Document doc = new Document(MyDir + "high-complexity.doc");
foreach (Field field in doc.Range.Fields)
{
    if (field.Type == FieldType.FieldMergeField)
    {
        if (field.GetFieldCode(false).Contains("TableStart"))
            Console.WriteLine(field.GetFieldCode(false));
    }
}
doc.Accept(new DocStructurePrinter());

public class DocStructurePrinter : DocumentVisitor
{
    public override VisitorAction VisitFieldStart(FieldStart start)
    {
        if (fieldResultEndChar == null)
        {
            if (start.FieldType == FieldType.FieldMergeField)
            {
                FieldMergeField field = (FieldMergeField)start.GetField();
                if (field.FieldName.StartsWith("TableStart") || field.FieldName.StartsWith("TableEnd"))
                    Console.WriteLine(field.FieldName);
            }
        }

        return VisitorAction.Continue;
    }

    public override VisitorAction VisitFieldSeparator(FieldSeparator fieldSeparator)
    {
        if (fieldResultEndChar == null)
            fieldResultEndChar = fieldSeparator.GetField().End;

        return VisitorAction.Continue;
    }

    public override VisitorAction VisitFieldEnd(FieldEnd fieldEnd)
    {
        if (fieldResultEndChar == fieldEnd)
            fieldResultEndChar = null;

        return VisitorAction.Continue;
    }

    private FieldEnd fieldResultEndChar;
}

Thank you for the investigation. The code is in .NET, could you confirm thant if it is the same behavior as in Java?

@zwang

Please accept my apology for your inconvenience. You can use the following code example to get the desired output. Hope this helps you.
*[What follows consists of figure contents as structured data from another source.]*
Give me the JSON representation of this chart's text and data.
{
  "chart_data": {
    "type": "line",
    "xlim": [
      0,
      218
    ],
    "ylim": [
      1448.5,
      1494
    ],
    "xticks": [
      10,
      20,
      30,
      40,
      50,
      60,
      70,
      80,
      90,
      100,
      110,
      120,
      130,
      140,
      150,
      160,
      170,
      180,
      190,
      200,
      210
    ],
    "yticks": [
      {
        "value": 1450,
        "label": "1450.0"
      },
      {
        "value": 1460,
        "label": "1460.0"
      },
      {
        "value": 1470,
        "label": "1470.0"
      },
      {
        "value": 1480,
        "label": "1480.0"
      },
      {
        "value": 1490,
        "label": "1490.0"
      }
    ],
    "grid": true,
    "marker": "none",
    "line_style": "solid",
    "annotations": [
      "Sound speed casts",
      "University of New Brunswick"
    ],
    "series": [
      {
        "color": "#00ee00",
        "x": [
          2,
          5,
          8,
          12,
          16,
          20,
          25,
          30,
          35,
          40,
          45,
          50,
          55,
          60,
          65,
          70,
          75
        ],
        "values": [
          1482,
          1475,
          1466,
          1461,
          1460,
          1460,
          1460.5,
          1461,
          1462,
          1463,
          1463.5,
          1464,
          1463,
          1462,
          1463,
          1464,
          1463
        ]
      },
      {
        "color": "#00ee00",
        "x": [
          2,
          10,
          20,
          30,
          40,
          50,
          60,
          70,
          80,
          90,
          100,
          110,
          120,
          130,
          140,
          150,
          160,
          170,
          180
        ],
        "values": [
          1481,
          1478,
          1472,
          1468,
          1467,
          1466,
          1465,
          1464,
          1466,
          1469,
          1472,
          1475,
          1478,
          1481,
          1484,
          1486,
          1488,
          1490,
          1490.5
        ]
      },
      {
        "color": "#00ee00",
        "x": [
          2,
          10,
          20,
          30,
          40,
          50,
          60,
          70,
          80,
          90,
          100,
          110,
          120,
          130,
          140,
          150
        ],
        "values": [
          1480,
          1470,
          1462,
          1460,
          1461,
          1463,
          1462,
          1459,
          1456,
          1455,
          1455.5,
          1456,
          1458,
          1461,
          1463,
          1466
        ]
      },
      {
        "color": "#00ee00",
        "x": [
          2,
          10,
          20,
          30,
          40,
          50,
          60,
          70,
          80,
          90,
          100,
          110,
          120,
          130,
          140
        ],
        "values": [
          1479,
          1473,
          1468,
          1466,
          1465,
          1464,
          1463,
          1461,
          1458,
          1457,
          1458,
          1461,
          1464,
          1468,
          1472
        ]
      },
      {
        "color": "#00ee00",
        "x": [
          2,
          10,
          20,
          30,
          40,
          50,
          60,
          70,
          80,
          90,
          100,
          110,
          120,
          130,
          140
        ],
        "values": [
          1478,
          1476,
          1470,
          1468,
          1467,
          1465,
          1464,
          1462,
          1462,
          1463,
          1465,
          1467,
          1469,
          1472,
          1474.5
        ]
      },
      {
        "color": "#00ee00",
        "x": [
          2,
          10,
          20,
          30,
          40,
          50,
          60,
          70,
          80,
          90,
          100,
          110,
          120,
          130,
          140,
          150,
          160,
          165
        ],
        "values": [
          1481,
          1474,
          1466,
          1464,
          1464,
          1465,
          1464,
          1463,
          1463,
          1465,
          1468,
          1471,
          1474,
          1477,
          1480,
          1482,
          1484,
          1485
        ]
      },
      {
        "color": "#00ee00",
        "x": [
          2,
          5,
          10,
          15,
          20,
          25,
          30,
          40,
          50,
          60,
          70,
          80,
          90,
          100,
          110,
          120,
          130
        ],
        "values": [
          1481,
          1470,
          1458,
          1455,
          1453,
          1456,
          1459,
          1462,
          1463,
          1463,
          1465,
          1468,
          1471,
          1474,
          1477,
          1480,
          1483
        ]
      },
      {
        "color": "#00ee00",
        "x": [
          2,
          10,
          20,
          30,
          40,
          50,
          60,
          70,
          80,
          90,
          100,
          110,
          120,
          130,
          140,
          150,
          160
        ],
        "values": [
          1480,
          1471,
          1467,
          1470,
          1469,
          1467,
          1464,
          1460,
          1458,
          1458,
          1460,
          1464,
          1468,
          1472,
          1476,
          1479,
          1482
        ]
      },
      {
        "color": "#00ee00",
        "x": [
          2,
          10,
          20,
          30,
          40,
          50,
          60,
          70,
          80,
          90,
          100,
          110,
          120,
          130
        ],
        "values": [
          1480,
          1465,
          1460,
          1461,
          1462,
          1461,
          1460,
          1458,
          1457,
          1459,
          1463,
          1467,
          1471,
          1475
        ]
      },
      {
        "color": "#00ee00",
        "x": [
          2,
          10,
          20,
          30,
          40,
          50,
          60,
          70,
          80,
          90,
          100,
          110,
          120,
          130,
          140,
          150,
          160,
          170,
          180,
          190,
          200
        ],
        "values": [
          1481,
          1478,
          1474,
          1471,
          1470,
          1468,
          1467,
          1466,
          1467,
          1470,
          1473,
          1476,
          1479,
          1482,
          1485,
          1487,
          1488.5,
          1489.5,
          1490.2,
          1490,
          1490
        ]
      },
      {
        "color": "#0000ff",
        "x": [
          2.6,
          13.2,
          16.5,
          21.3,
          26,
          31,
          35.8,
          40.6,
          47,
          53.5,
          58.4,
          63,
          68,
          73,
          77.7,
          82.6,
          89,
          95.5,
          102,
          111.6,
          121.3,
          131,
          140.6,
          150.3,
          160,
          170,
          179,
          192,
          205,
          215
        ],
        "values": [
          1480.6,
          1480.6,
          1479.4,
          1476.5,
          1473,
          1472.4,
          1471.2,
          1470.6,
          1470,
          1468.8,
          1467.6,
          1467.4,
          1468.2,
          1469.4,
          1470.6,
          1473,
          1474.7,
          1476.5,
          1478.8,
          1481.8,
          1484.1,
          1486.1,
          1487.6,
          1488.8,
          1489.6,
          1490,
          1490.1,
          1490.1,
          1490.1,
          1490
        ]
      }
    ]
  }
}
Document doc = new Document(MyDir + "high-complexity.doc");
doc.accept(new DocumentVisitor());

public class DocumentVisitor extends com.aspose.words.DocumentVisitor {

    @Override
    public int visitFieldStart(FieldStart fieldStart) throws Exception {
        if (fieldResultEndChar == null)
        {
            if (fieldStart.getFieldType() == FieldType.FIELD_MERGE_FIELD)
            {
                FieldMergeField field = (FieldMergeField)fieldStart.getField();
                if (field.getFieldName().startsWith("TableStart") || field.getFieldName().startsWith("TableEnd"))
                    System.out.println(field.getFieldName());
            }
        }

        return super.visitFieldStart(fieldStart);
    }

    public int visitFieldSeparator(FieldSeparator fieldSeparator) throws Exception {
        if (fieldResultEndChar == null)
            fieldResultEndChar = fieldSeparator.getField().getEnd();

        return super.visitFieldSeparator(fieldSeparator);
    }

    public int visitFieldEnd(FieldEnd fieldEnd) throws Exception {

        if (fieldResultEndChar == fieldEnd)
            fieldResultEndChar = null;

        return super.visitFieldEnd(fieldEnd);
    }
    private FieldEnd fieldResultEndChar;
}

You can create a template document with merge fields by using any Word editor application, like Microsoft Word. By using Word editor application, you can take the advantage of the visual interface to design unique layout official site

@Kimbers

We always encourage positive feedback from our customers. Please let us know if you have any query related to Aspose.Words.